Yesterday we published the first part of our interview with Phil Cotton, winner of the 3D Print show educational excellence award for two consecutive years, where he discussed some of the benefits and challenges for 3D printing within the educational environment you can read more here
Today we continue our conversation with Phil, where he reveals amongst other things, who from within the 3D printing community he’d most like to invite for lunch!
Phil, what are you proudest of and why?
The main thing I am proudest about is to be recognised for my efforts in 3D printing by be awarded the 3D print show educational excellence award in two consecutive years. This has only be possible through teaching students that have appreciated the potential of the technology and also through having the support of my school ‘Ladybridge High School’. The designs that have been produced by my students have blown me away and they are proof of how if allowed to experiment with 3dprinting they will embrace it and push their capabilities as far as possible. One of my students has recently design a product and then sent it to shapeways to be professionally 3dprinted as he has an idea to start a business and is prototyping his idea. Amazing when you think he is only 15. Another student has designed products that have featured on myminifactory.com. These success stories from students are what making 3D printing in education all the more rewarding.
Can you tell us what one thing would you like to see within the 3D ecosystem over the next 12 months and why?
Over the next 12 months I would like to see cheaper and more reliable machines that have increased speed, so that when teachers are 3D printing they know that their prints will always work. (When we print a document from word/excel we don’t sit there thinking hmmm, will the printer actually print the whole document or will it only print half and then the printer nozzle will block or the paper will jam. Over my lifetime of printing thousands of documents from ink jet and laser printers I can only think of a handful of times where the paper has got jammed. If we can replicate this in 3D printing then that would be a major achievement). I would also like to see a ‘direct print’ feature with wireless streaming so that saving files onto SD cards and USBs and then having to insert them into the printer to print become a thing of the past.
A nice feature would be for a 3DCAD package aimed at high school students be released so that the transition into 3D Design is easier and not so daunting. The main thing about this is that is it free for schools and students.
Finally Phil, If you could invite anyone within the 3D & AM community to lunch, who would it be and why?
Hmmm….. There are so many people. I think it would have to be Joshua Harker. At the 2013 3D print show I attended his presentation on 3D printing and was hugely impressed by his history as an artist in the 3D printing world. He really has been at the forefront of pushing the boundaries of 3D printing and the calibre of his art work is world class.

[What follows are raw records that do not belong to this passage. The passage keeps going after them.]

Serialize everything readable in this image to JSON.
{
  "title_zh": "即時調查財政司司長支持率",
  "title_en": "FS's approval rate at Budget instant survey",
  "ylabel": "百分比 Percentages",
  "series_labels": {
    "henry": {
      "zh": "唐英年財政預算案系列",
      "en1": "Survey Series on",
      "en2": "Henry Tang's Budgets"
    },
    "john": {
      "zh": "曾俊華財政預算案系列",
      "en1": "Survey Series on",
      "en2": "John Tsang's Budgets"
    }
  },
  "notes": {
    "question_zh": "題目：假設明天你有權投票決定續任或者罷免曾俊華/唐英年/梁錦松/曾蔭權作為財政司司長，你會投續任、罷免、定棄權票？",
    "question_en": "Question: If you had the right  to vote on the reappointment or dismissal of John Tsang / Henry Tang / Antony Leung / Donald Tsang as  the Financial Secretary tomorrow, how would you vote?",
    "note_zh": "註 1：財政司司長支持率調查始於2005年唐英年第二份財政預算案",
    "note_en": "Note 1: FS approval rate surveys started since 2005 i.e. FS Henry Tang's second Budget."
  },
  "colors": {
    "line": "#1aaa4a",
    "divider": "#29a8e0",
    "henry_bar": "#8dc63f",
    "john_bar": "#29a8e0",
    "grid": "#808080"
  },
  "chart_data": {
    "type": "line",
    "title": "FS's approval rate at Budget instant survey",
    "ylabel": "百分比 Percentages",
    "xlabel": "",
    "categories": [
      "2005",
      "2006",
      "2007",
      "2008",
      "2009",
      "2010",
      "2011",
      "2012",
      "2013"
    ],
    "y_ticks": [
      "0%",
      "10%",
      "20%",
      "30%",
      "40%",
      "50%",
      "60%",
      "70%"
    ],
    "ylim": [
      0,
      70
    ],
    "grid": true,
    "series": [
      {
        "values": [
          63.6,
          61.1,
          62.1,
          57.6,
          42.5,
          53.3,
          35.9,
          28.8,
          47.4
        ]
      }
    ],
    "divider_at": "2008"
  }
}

His ‘Cranis Anatomica Filigre Skull’ and his ‘Quixotic Divinity Headdress’ are like nothing else out there and I feel that his designs are the best in the world. Along with this he has a story and background of accredited as the first person to break the design and manufacturing threshold of 3D printing through his ‘Tangle sculpture series’.
Without designers and artists pushing the technology out of its comfort zone I really don’t think we would be where we are now. As well as this he seems just a great down to earth guy with a passion for 3D printing unlike no other.